Bisnis.com, JAKARTA – Kementerian Pekerjaan Umum dan Perumahan Rakyat (PUPR) membeberkan adanya berbagai tantangan terkait dengan pembiayaan perumahan yang saat ini dihadapi.
Direktur Pengembangan Sistem dan Strategi Penyelenggaraan Pembiayaan Kementerian PUPR, Agus Sulaiman mengatakan ada tiga tantangan dalam pembiayaan perumahan di Indonesia.
Pertama, Agus mengungkapkan bahwa sampai saat ini program perumahan masih berfokus pada rumah yang dibangun secara formal atau dibangun oleh developer untuk dimiliki dan dijual.
Kedua, populasi pekerja di Indonesia didominasi oleh sektor nonformal.

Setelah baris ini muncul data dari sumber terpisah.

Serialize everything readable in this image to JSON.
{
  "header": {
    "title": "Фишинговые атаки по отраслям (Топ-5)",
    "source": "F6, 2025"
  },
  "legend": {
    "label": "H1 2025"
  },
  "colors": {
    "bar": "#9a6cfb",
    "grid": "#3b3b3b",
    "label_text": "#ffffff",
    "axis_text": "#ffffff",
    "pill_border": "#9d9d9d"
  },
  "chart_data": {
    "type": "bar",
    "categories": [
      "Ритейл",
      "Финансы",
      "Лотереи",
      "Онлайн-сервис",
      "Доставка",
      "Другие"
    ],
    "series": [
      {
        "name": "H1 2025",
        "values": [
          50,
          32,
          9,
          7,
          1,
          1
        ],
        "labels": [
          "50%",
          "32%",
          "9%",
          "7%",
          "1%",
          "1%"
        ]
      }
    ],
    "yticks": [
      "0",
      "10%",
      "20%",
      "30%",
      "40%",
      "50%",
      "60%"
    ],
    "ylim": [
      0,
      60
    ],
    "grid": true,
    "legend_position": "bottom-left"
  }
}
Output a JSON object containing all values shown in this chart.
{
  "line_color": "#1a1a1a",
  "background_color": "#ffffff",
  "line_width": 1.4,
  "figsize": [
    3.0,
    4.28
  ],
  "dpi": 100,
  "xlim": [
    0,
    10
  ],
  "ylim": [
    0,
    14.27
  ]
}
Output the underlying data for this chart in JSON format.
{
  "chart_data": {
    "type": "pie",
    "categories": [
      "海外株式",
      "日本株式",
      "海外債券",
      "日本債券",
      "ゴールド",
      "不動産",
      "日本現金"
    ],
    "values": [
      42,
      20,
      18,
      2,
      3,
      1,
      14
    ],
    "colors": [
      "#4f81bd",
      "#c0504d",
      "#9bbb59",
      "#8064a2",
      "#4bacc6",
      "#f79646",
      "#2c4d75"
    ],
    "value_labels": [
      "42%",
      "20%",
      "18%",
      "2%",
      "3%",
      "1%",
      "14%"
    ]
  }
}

Merujuk data Susenas pada Agustus 2021, sebesar 59,45 persen pekerja indonesia bekerja di sektor nonformal, sedangkan 40,55 persen bekerja di sektor formal.
Ketiga, masyarakat mempunyai kecenderungan untuk perbaikan rumah dan membangun rumah sendiri.
Hal ini berdasarkan survei yang dilakukan oleh World Bank tahun 2020, di mana dari 26 persen yang memiliki rumah menjawab 87 persen memerlukan perbaikan rumah. “Jadi bukan membeli rumah.”
Sedangkan sisanya, 74 persen yang tidak memiliki rumah menjawab ingin membangun rumah di tanah sendiri dengan persentase sebesar 41 persen.
“Sekali lagi, ini bertolak belakang dengan kondisi yang dihadapi saat ini, di mana program pemerintah kebanyakan pendekatan secara formal,” ungkap Agus dalam Virtual Seminar LPPI ke #71, Kamis (31/3/2022).
Dalam Rencana Pembangunan Jangka Menengah Nasional (RP JMN) 2020-2024, pemerintah menargetkan rumah tangga yang menghuni rumah layak sebanyak 70 persen atau secara total 11 juta rumah tangga. Namun, terdapat gap antara target RP JMN dengan Program Perumahan 2020-2024, yakni 6.738.927 unit dari 11 juta rumah tangga.
Agus menerangkan sebanyak 3.447.412 unit merupakan program yang disediakan secara formal. Sedangkan, rumah swadaya hanya 813.660 unit.
“Jadi ada gap yang luar biasa untuk penyediaan perumahan yang dilakukan secara swadaya, khususnya bagi mereka yang berpenghasilan informal. Ini yang menjadi landasan ke depan, sepertinya pemerintah akan menggeser kebijakan bantuan pembiayaan perumahan ke arah pembiayaan informal, tapi butuh waktu ke arah sana,” lugasnya.
Selain itu, dia menyayangkan kontribusi sektor properti terhadap GDP Indonesia hanya berkisar 2,8 hingga 3,1 persen sepanjang 2019-2021, meski sektor properti menjadi salah satu lokomotif pada masa pandemi dikarenakan mampu memberikan multiplier effect ke 174 sektor.
“Kita sangat tertinggal jauh dibandingkan dengan Malaysia, India, dan Singapura. Mereka sudah di atas 11 bahkan di atas 20 persen GDPnya,” bebernya.